Réduite trop facilement à la figure d'une philosophie
austère ("les Origines du totalitarisme", "Condition
de l'homme moderne", "la Crise de la culture"),
Hannah Arendt portait tout autant sinon plus en elle
la déchirure et les ailes d'une poésie singulière.
Petite fille déjà, comme le rapporte la spécialiste
de langue allemande Karin Biro, "les poètes sont
des voix en elle, qui résonnent dans tout ce qu'elle
entreprend" : elle recopie soigneusement dans
un cahier ses vers préférés et se constitue une
bibliothèque où vont se côtoyer Homère, Hölderlin,
Rainer Maria Rilke, René Char...
Elle ne s'arrête pas aux ornières du chemin et en tire
même une note mêlant douceur et mélancolie, bonheur
et peine, amour et solitude : "Des pieds en suspens
dans une splendeur pathétique / Moi aussi je danse,
libérée de l'apesanteur / J'entre dans les ténèbres,
dans le vide / Espace refoulé des temps passés."
La tragédie (la mort de son père alors qu'elle n'a
que 7 ans, la déportation et l'exil) donne encore
du sang à son écriture.
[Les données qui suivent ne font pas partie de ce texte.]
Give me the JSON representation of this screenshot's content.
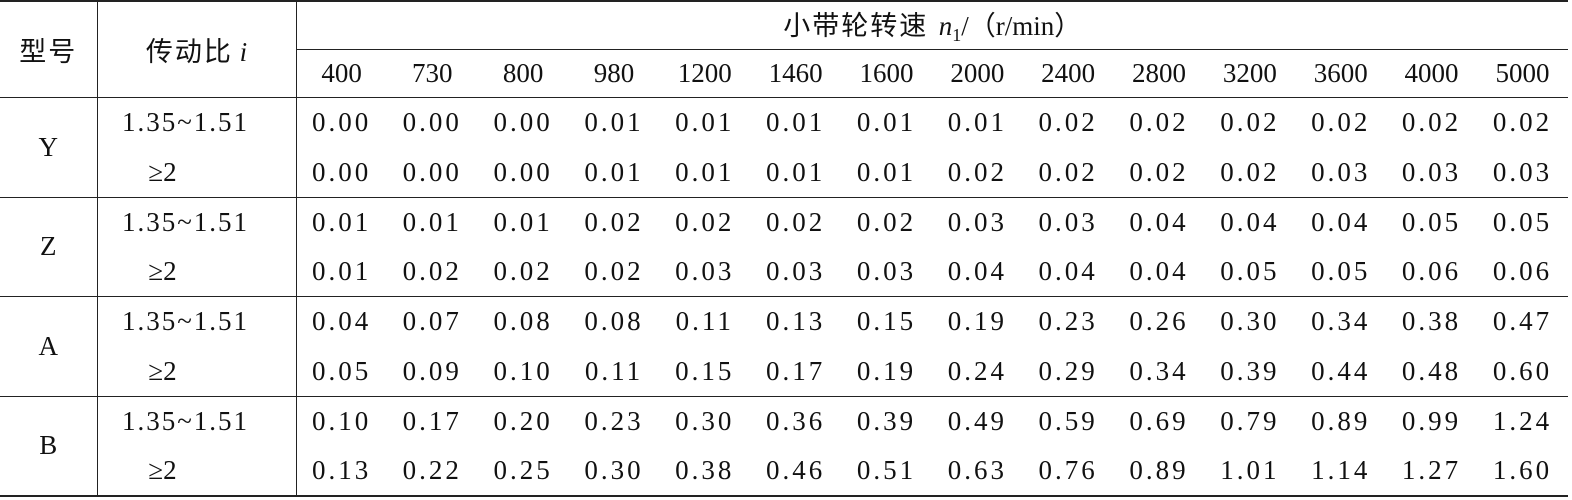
{
  "header": {
    "model_label": "型号",
    "ratio_label": "传动比",
    "ratio_symbol": "i",
    "speed_label_prefix": "小带轮转速 ",
    "speed_symbol": "n",
    "speed_subscript": "1",
    "speed_unit": "/（r/min）",
    "speeds": [
      "400",
      "730",
      "800",
      "980",
      "1200",
      "1460",
      "1600",
      "2000",
      "2400",
      "2800",
      "3200",
      "3600",
      "4000",
      "5000"
    ]
  },
  "groups": [
    {
      "model": "Y",
      "rows": [
        {
          "ratio": "1.35~1.51",
          "values": [
            "0.00",
            "0.00",
            "0.00",
            "0.01",
            "0.01",
            "0.01",
            "0.01",
            "0.01",
            "0.02",
            "0.02",
            "0.02",
            "0.02",
            "0.02",
            "0.02"
          ]
        },
        {
          "ratio": "≥2",
          "values": [
            "0.00",
            "0.00",
            "0.00",
            "0.01",
            "0.01",
            "0.01",
            "0.01",
            "0.02",
            "0.02",
            "0.02",
            "0.02",
            "0.03",
            "0.03",
            "0.03"
          ]
        }
      ]
    },
    {
      "model": "Z",
      "rows": [
        {
          "ratio": "1.35~1.51",
          "values": [
            "0.01",
            "0.01",
            "0.01",
            "0.02",
            "0.02",
            "0.02",
            "0.02",
            "0.03",
            "0.03",
            "0.04",
            "0.04",
            "0.04",
            "0.05",
            "0.05"
          ]
        },
        {
          "ratio": "≥2",
          "values": [
            "0.01",
            "0.02",
            "0.02",
            "0.02",
            "0.03",
            "0.03",
            "0.03",
            "0.04",
            "0.04",
            "0.04",
            "0.05",
            "0.05",
            "0.06",
            "0.06"
          ]
        }
      ]
    },
    {
      "model": "A",
      "rows": [
        {
          "ratio": "1.35~1.51",
          "values": [
            "0.04",
            "0.07",
            "0.08",
            "0.08",
            "0.11",
            "0.13",
            "0.15",
            "0.19",
            "0.23",
            "0.26",
            "0.30",
            "0.34",
            "0.38",
            "0.47"
          ]
        },
        {
          "ratio": "≥2",
          "values": [
            "0.05",
            "0.09",
            "0.10",
            "0.11",
            "0.15",
            "0.17",
            "0.19",
            "0.24",
            "0.29",
            "0.34",
            "0.39",
            "0.44",
            "0.48",
            "0.60"
          ]
        }
      ]
    },
    {
      "model": "B",
      "rows": [
        {
          "ratio": "1.35~1.51",
          "values": [
            "0.10",
            "0.17",
            "0.20",
            "0.23",
            "0.30",
            "0.36",
            "0.39",
            "0.49",
            "0.59",
            "0.69",
            "0.79",
            "0.89",
            "0.99",
            "1.24"
          ]
        },
        {
          "ratio": "≥2",
          "values": [
            "0.13",
            "0.22",
            "0.25",
            "0.30",
            "0.38",
            "0.46",
            "0.51",
            "0.63",
            "0.76",
            "0.89",
            "1.01",
            "1.14",
            "1.27",
            "1.60"
          ]
        }
      ]
    }
  ]
}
Loin de se complaire dans
l'amertume proche des romantiques, Hannah fait
le choix d'affronter ses angoisses et de construire
son propre bonheur : le cri qu'elle pousse "Heureux
celui qui n'a pas de patrie" fait écho à sa secousse
préférée, "la Jeune fille étrangère" (visa de von Schiller).
Débarquée aux USA, après la fuite du nazisme, aux bras
de son second mari Heinrich Blücher (qui eut le mérite
de ne pas la rendre triste de sa passion pour Heidegger),
elle réalise que l'amour peut être un pays de secours :
"En parfaite confiance au non-familier / Proche de l'étranger/
Là de l'éloigné, je pose mes mains dans les tiennes."
("Heureux celui qui n'a pas de patrie. Poèmes de pensée",
par Hannah Arendt. Traduit de l'allemand par François
Mathieu, poèmes rassemblés, annotés et présentés par
Karin Biro, Editions Payot.
Source de ce billet : Pia Duvigneau - l'Obs n° 2673, 28/01/16.)